| name | ui-ux-engineer |
| description | Review, improve, and engineer UI/UX quality in any framework. Covers visual hierarchy, interaction quality, accessibility, validation, error states, empty states, and design heuristics. Use when reviewing or improving the user experience of an interface, regardless of the underlying technology. |
UI/UX Engineer
Overview
Use this skill to review and improve the user experience of any interface.
This skill is framework-agnostic and focuses on design quality, interaction logic, and usability.
It applies equally to desktop, web, and mobile surfaces.
Workflow
- Detect project shape.
- New or greenfield UI: establish the user goal and primary flow first, choose a
window posture or page layout, and defer visual polish until the interaction
structure is sound.
- Improving an existing interface: read the existing surface first, identify the
main friction points across hierarchy, interaction quality, and state coverage,
then scope changes by user impact.
- Read
references/project_workflow.md for both paths.
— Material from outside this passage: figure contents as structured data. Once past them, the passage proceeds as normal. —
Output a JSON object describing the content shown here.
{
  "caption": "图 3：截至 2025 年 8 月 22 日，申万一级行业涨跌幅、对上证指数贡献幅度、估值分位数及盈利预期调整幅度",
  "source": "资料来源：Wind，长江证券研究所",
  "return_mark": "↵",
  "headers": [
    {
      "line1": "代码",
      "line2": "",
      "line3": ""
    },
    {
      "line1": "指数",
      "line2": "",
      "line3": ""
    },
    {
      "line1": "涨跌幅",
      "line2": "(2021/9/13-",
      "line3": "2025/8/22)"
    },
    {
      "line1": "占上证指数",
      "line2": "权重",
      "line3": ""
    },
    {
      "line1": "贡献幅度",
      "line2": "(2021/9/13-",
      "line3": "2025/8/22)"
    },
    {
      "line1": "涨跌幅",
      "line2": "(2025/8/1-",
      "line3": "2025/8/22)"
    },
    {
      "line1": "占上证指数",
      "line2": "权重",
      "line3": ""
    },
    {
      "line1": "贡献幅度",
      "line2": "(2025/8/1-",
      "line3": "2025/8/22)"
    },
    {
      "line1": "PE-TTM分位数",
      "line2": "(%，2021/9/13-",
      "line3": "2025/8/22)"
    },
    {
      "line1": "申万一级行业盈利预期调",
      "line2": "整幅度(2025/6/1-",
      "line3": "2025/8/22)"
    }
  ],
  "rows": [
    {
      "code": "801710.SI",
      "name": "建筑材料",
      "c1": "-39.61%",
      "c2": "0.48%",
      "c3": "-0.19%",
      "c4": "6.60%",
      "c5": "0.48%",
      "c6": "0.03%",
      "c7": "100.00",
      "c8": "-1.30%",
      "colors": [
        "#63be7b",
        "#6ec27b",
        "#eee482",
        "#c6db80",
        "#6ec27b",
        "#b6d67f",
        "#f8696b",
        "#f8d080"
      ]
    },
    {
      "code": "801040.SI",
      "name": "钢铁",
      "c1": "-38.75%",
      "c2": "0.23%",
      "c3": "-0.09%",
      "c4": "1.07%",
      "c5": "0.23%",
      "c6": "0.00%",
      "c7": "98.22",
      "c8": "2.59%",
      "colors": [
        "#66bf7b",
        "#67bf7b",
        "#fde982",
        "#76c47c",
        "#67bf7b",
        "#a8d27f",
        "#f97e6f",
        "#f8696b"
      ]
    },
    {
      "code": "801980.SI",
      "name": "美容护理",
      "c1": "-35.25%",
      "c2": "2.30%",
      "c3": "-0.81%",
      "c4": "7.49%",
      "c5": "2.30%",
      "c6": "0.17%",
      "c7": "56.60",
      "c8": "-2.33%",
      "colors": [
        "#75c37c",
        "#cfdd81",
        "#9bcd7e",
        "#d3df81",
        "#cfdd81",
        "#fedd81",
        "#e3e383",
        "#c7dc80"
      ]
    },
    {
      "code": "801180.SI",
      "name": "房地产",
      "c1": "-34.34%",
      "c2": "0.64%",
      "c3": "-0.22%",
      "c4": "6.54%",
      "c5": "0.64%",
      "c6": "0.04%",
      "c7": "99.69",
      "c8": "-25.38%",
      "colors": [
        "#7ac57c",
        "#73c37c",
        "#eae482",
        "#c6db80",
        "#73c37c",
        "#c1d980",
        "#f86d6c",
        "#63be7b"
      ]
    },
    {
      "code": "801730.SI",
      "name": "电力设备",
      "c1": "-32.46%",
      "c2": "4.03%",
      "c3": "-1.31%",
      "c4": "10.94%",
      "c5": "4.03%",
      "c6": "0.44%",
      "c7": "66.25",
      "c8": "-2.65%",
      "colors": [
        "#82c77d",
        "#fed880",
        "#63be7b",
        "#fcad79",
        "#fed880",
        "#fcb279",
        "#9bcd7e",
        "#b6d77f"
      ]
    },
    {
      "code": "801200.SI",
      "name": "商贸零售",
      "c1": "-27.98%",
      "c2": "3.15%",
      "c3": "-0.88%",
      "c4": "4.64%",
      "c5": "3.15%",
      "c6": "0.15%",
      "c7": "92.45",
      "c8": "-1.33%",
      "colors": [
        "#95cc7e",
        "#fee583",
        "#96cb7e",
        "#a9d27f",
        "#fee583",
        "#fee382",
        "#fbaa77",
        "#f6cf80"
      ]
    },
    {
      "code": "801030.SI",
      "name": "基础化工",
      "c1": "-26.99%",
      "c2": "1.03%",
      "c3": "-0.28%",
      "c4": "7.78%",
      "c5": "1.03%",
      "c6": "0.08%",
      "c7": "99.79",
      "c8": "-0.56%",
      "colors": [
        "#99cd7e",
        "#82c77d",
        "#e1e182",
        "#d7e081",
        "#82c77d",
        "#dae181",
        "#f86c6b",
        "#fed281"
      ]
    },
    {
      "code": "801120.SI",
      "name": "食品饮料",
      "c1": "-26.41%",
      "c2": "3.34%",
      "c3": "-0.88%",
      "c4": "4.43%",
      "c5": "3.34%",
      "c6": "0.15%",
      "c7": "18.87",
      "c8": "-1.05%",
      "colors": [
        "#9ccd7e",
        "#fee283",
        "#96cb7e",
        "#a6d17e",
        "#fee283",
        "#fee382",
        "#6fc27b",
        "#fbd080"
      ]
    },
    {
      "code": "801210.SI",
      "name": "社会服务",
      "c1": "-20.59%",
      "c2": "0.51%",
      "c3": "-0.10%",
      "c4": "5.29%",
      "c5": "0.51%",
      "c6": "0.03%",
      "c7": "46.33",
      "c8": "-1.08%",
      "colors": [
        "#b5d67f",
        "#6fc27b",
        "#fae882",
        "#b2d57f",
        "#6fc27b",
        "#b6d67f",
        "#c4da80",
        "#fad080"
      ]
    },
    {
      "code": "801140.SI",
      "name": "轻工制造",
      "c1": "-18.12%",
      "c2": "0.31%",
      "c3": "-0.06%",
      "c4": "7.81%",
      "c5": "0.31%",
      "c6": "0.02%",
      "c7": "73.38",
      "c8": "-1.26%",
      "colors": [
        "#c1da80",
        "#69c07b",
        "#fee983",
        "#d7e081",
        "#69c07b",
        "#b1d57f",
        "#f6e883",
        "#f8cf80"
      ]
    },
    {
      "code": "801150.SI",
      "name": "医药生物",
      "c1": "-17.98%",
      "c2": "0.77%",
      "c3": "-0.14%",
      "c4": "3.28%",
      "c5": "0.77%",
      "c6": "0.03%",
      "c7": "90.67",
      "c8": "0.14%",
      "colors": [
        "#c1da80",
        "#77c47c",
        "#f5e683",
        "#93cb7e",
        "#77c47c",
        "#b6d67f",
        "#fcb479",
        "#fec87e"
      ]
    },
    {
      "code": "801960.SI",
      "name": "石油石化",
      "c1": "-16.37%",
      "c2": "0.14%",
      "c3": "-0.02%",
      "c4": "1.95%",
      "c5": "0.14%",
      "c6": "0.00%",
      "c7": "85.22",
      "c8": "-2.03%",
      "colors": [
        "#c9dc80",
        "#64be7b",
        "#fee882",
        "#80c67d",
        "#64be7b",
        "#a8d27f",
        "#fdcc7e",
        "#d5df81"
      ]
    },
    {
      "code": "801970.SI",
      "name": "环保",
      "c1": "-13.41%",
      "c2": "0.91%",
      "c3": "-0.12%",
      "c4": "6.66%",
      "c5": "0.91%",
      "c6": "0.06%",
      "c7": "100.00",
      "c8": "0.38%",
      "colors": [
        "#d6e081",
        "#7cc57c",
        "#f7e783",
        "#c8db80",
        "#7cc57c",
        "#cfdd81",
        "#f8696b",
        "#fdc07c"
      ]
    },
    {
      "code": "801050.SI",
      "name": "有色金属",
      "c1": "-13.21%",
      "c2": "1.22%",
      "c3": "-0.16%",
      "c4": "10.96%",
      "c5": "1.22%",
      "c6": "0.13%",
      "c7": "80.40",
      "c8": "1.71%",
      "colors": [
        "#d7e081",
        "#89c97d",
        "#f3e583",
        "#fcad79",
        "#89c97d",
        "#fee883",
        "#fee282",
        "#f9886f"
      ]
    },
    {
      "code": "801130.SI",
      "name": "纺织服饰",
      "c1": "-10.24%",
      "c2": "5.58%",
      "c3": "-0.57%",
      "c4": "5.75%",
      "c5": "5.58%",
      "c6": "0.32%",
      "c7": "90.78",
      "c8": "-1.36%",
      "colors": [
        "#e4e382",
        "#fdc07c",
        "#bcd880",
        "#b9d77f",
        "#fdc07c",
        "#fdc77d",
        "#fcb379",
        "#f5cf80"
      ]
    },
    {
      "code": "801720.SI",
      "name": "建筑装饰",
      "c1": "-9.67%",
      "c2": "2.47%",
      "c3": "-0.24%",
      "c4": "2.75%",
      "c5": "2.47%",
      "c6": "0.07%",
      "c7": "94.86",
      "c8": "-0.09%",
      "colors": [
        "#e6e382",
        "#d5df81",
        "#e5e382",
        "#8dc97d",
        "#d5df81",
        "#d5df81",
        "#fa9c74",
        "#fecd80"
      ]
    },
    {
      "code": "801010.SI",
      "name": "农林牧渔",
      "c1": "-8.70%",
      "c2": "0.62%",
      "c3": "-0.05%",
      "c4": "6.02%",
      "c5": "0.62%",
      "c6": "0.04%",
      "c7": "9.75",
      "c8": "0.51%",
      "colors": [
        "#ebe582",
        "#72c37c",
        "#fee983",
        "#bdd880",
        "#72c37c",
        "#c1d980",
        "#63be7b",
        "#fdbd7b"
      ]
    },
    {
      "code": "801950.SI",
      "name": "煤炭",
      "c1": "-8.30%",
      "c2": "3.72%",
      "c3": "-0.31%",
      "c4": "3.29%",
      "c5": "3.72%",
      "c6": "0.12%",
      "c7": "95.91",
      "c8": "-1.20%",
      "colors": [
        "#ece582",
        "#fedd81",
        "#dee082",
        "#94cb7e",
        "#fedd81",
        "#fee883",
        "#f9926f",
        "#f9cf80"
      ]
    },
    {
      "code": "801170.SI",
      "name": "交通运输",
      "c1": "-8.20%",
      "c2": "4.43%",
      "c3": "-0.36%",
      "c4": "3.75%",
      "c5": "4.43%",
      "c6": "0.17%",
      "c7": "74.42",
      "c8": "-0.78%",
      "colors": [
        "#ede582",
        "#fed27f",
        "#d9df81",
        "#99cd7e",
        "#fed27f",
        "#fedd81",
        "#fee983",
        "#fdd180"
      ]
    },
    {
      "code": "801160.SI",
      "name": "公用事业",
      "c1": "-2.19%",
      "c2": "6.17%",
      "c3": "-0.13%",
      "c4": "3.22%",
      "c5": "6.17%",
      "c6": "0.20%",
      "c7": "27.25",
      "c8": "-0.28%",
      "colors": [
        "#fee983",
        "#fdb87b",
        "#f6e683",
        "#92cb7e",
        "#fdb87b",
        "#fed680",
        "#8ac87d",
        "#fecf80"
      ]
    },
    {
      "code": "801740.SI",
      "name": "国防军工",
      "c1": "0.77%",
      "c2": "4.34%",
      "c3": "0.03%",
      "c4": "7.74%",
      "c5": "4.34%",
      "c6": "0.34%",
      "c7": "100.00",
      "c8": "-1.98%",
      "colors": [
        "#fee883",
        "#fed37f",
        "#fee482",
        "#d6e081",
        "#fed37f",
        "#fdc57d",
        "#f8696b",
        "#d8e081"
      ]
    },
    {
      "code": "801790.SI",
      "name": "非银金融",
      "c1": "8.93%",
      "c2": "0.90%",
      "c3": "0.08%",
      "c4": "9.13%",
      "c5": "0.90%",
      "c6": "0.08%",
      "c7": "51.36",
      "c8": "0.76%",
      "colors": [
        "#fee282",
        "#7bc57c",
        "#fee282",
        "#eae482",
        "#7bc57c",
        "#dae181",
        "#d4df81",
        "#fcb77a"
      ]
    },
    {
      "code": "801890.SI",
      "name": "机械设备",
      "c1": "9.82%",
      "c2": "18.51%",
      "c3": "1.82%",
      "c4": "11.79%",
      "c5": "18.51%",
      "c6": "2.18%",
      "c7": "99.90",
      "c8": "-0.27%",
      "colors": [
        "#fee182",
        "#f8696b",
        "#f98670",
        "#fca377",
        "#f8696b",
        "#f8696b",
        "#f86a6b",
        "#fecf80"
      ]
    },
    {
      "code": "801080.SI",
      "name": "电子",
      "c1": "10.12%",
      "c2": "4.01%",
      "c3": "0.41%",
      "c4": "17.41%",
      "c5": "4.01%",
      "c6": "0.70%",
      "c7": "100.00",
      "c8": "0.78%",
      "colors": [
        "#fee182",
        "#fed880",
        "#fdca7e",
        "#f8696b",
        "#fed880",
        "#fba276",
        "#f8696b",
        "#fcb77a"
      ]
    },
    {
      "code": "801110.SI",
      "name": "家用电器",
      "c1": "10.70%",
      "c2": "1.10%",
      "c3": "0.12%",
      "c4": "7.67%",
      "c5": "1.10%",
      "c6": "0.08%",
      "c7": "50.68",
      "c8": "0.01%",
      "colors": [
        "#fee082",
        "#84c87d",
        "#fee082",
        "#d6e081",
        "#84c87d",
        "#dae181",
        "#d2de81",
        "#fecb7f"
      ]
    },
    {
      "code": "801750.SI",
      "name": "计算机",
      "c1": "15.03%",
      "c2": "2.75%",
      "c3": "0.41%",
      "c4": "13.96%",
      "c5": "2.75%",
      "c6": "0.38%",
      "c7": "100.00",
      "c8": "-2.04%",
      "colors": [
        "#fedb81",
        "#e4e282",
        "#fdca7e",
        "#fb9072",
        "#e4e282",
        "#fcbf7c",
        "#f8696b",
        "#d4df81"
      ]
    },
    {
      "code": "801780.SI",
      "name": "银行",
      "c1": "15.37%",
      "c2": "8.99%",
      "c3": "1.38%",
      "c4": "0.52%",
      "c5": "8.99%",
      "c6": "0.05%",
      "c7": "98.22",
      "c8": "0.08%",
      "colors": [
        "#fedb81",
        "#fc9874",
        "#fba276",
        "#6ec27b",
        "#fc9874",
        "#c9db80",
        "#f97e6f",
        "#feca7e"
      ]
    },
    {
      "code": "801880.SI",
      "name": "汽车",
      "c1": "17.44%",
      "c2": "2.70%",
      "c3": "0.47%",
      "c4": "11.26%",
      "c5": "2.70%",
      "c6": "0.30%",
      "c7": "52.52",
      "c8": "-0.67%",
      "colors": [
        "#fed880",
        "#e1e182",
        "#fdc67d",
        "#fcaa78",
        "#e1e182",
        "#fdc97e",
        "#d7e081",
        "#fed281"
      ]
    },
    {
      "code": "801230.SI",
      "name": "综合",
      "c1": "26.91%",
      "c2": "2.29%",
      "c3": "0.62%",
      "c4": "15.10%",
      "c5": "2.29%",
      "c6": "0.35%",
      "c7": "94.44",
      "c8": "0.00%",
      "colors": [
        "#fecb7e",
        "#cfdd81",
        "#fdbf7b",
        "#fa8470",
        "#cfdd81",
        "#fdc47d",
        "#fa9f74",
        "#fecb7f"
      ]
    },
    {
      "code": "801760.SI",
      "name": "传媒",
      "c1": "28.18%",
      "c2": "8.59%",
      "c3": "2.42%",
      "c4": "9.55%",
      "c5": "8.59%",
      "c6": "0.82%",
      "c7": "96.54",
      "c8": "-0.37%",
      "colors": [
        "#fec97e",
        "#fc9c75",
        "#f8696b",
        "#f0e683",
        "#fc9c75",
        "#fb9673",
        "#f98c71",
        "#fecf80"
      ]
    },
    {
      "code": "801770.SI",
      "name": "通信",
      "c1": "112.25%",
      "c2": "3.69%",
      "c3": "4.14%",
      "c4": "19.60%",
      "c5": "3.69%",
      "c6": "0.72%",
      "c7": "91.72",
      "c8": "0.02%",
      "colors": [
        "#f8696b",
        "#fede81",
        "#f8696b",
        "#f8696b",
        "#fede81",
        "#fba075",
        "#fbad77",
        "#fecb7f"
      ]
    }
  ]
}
- Classify the UX task and route it.
- Read
references/task_selection.md when the request is underspecified
or several UX framings fit.
- Consult
references/topic_index.md to route the problem to the UX task,
default approach, common failure modes, audit fixtures, and the best local book.
- Determine what the user is trying to accomplish and what states must be handled: loading, empty, valid,
invalid, busy, success, and failure.
- Identify the main workflow path and any secondary paths.
- Review visual hierarchy and layout.
- Make visual hierarchy obvious with spacing, grouping, alignment, and restrained emphasis.
- Keep forms short, labels explicit, and primary actions visually dominant.
- Check that the screen communicates its purpose in three seconds.
- Check that the main action is obvious and visually dominant.
- Read
references/ui_ux_review.md for the full review checklist covering hierarchy, interaction quality, validation, state coverage, and accessibility.
- Review interaction quality.
- Give immediate feedback for user actions.
- Prevent errors before showing errors.
- Keep destructive actions explicit and reversible when practical.
- Support keyboard flow, sensible tab order, and accessible names or tooltips where needed.
- Check whether busy work has been removed from the user's path.
- Review edge states and audit for completeness.
- Check whether edge states (empty, error, loading, offline) look intentional rather than broken.
- Verify that validation messages are clear and actionable.
- Verify that error recovery paths exist.
- Read
references/testing_and_oracles.md for the state matrix
fixture corpus, oracle checklists, and inspectable artifact formats.
- Reference design heuristics when needed.
- Read
references/design_books.md when you need durable design heuristics, typography guidance, grid and layout thinking, or design-system perspective.
- Reach for these books when they match the problem:
- "Refactoring UI" for visual hierarchy, spacing, typography, color, and component polish.
- "Practical UI" for logic-driven accessibility, interaction, and usability rules.
- "About Face" for flow, task structure, dialog behavior, and interaction model decisions.
Implementation defaults
Quality bar
- Favor clarity over decoration.
- Avoid cramped layouts, unlabeled icons, ambiguous submit buttons, and dialogs that ask questions without context.
- UI decisions should be defensible in terms of user goals, not personal taste.
Output expectations
When using this skill, aim to produce:
- Specific, actionable feedback tied to user goals and usability principles.
- A short explanation of key UX decisions when the change is non-obvious.
- Recommendations grounded in the reference materials rather than subjective opinion.